Candle in the Attic Window(49)
Ave forced her free hand up to the latch. Flipped the hook free. Lowered her hand to the knob.
Twisted it open. Pulled the door wide.
She raised her candelabrum and peered into the darkness. “Sheridan?”
How she hated the pleading in her voice! She tried again, more forcefully this time. “Sheridan, I’m here. It’s Ave.”
Ave stepped out into the hallway and looked up toward the closed square of the attic door, still half a flight of stairs higher.
He would be in the attic.
Ave had not meant it to be like this. She had meant to be bathed, perfumed, dressed in his favorite colours, with her hair cascading from a pretty clip atop her head.

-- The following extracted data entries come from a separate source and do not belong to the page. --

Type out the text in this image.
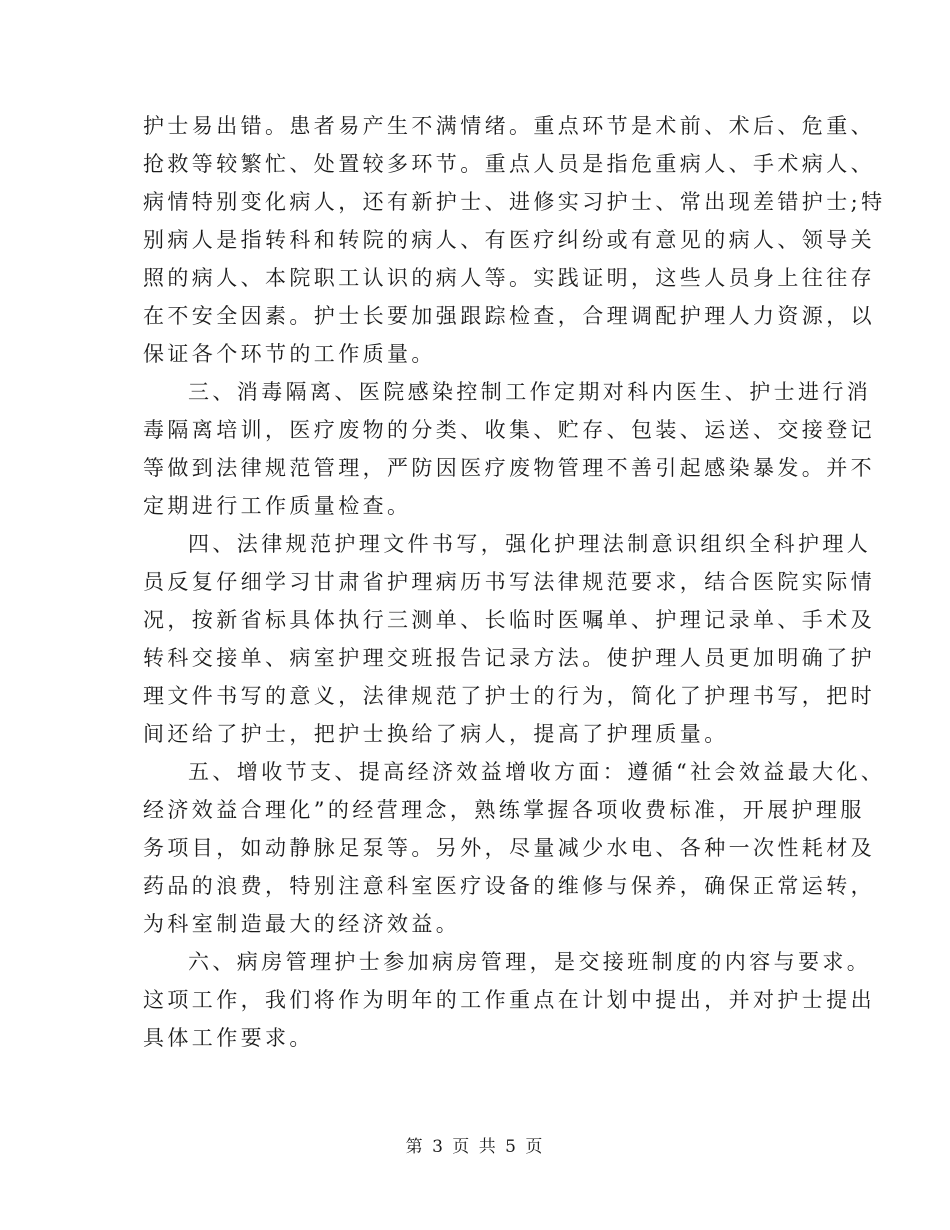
护士易出错。患者易产生不满情绪。重点环节是术前、术后、危重、
抢救等较繁忙、处置较多环节。重点人员是指危重病人、手术病人、
病情特别变化病人，还有新护士、进修实习护士、常出现差错护士;特
别病人是指转科和转院的病人、有医疗纠纷或有意见的病人、领导关
照的病人、本院职工认识的病人等。实践证明，这些人员身上往往存
在不安全因素。护士长要加强跟踪检查，合理调配护理人力资源，以
保证各个环节的工作质量。
三、消毒隔离、医院感染控制工作定期对科内医生、护士进行消
毒隔离培训，医疗废物的分类、收集、贮存、包装、运送、交接登记
等做到法律规范管理，严防因医疗废物管理不善引起感染暴发。并不
定期进行工作质量检查。
四、法律规范护理文件书写，强化护理法制意识组织全科护理人
员反复仔细学习甘肃省护理病历书写法律规范要求，结合医院实际情
况，按新省标具体执行三测单、长临时医嘱单、护理记录单、手术及
转科交接单、病室护理交班报告记录方法。使护理人员更加明确了护
理文件书写的意义，法律规范了护士的行为，简化了护理书写，把时
间还给了护士，把护士换给了病人，提高了护理质量。
五、增收节支、提高经济效益增收方面：遵循“社会效益最大化、
经济效益合理化”的经营理念，熟练掌握各项收费标准，开展护理服
务项目，如动静脉足泵等。另外，尽量减少水电、各种一次性耗材及
药品的浪费，特别注意科室医疗设备的维修与保养，确保正常运转，
为科室制造最大的经济效益。
六、病房管理护士参加病房管理，是交接班制度的内容与要求。
这项工作，我们将作为明年的工作重点在计划中提出，并对护士提出
具体工作要求。
第 3 页 共 5 页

But what if he was up there already, waiting for her? How alone he must feel, suspended between the world of the dead and the world where they had shared their lives together!
Ave closed her eyes and thought of the warmth within Sheridan’s arms. The hard strength when he pressed her against his chest and abdomen. Their passion.
She opened her eyes and forced herself to move up the last curve of the stairway. Of course it was Sheridan up there in the attic, waiting for her. What on earth else could it be?
Another flash of memory. One aunt’s sharp hand across the cheek of the aunt who struggled and wept.
“You don’t even know what’s up there.”
“But Mamá always went up there every Mardi Gras.”
“And you don’t know what she went up there to meet.”
“Papá. Daddy was up there for her.”
“You don’t know that. She never said it was Papá.”
“But who else could it be?” the aunt in red satin had asked desperately, just as they all heard the tinny thin music of the ghostly ball begin.
Ave paused beneath the attic door cut into the third floor ceiling. What had the aunt in red satin done, in the end?
But what did all that matter? What else besides the spirit of the man a woman loved could possibly be in that attic?
Had her grandmother ever explained? To any of them? No. She was sure Grandmamá Marie had never said anything beyond, “I want to be with him again.”
But Ave hadn’t been there to hear the last words when her grandmother died. Couldn’t even remember her grandmother’s waning years. Couldn’t begin to guess at the “he” that Grandmamá Marie meant.
In fact, it seemed to Ave that she could remember nothing worthwhile, figure out nothing, just now when she needed so badly to remember and figure out everything.
And finally, for the first time ever, she wondered if the culprit whose crime cost Sheridan his life had survived that double shooting. How ironic, if he had. How cruel of fate.
In a flash, un-tethered memory – a hissed warning to the aunt who struggled : “Carnival is the night when spirit becomes flesh, you fool. Anything could be up there.”
This had stopped the aunt in red. And now it stopped Ave.
She faltered. Struggled with indecision.
Became impatient with herself. Really, what did all these memories matter? Surely, nothing at all! She knew with all the power of her love and devotion that Sheridan would come back for her, no matter what, just as she had held on, survived the pain, and come all this way just to be with him.
And anyway, if something else was in the attic when Sheridan came for her, he would protect her from it.
Of course Sheridan would protect her.
By now, Ave had arrived beneath the attic door. Bolstered by the thought of Sheridan’s protection, she reached for the rope that would open the door and drop down its collapsible ladder.
They would be together again.
Only as she gripped the rope did Ave wonder if Sheridan might not yet have arrived in the attic. Who or what else might know her name?
Her hand on the rope lay still.
Ave thought of the limbo of nothingness Sheridan had to have come across to return to her. She shivered, damp from her bath in the humid chill.
And maybe just a little frightened?
Ave realized she was waiting for Sheridan to call her name again. This close, she would recognize his voice. Or know if it was something else that called her.
But nothing called.
The cell phone was back in the bathroom. Maybe she should go get it and call her aunts in San Francisco, to ask if one of them had ever made it into the attic at Mardi Gras midnight. Maybe they would tell her what waited there, once they discovered it was too late to stop her from coming to the townhouse.
Ave let go of the rope.
And the music of the ghostly ball started.
So faintly at first that she wasn’t sure she heard anything, only that pleasure and sweetness had stolen into her mind and eased away her worry, the music seeped through gaps between the attic door and the ceiling just above her head, and swelled into fullness as she listened.
“How lovely.” Ave could not recognize a tune. Only the tinkling harmony of archaic instruments. A mandolin? A harpsichord? Bells?
The ghostly ball had begun! Was Sheridan just a few feet above her, even as she hesitated? Would she soon be in his arms in the attic?
Excited now, Ave reached for the rope, pulled it, and opened the attic door.
Blackness and melody surged down the descending doorway and engulfed her. The flames of the candelabrum guttered out as the music drew Ave up the ladder.
Topping the last rung, Ave climbed forward onto the attic floor, into the blindness.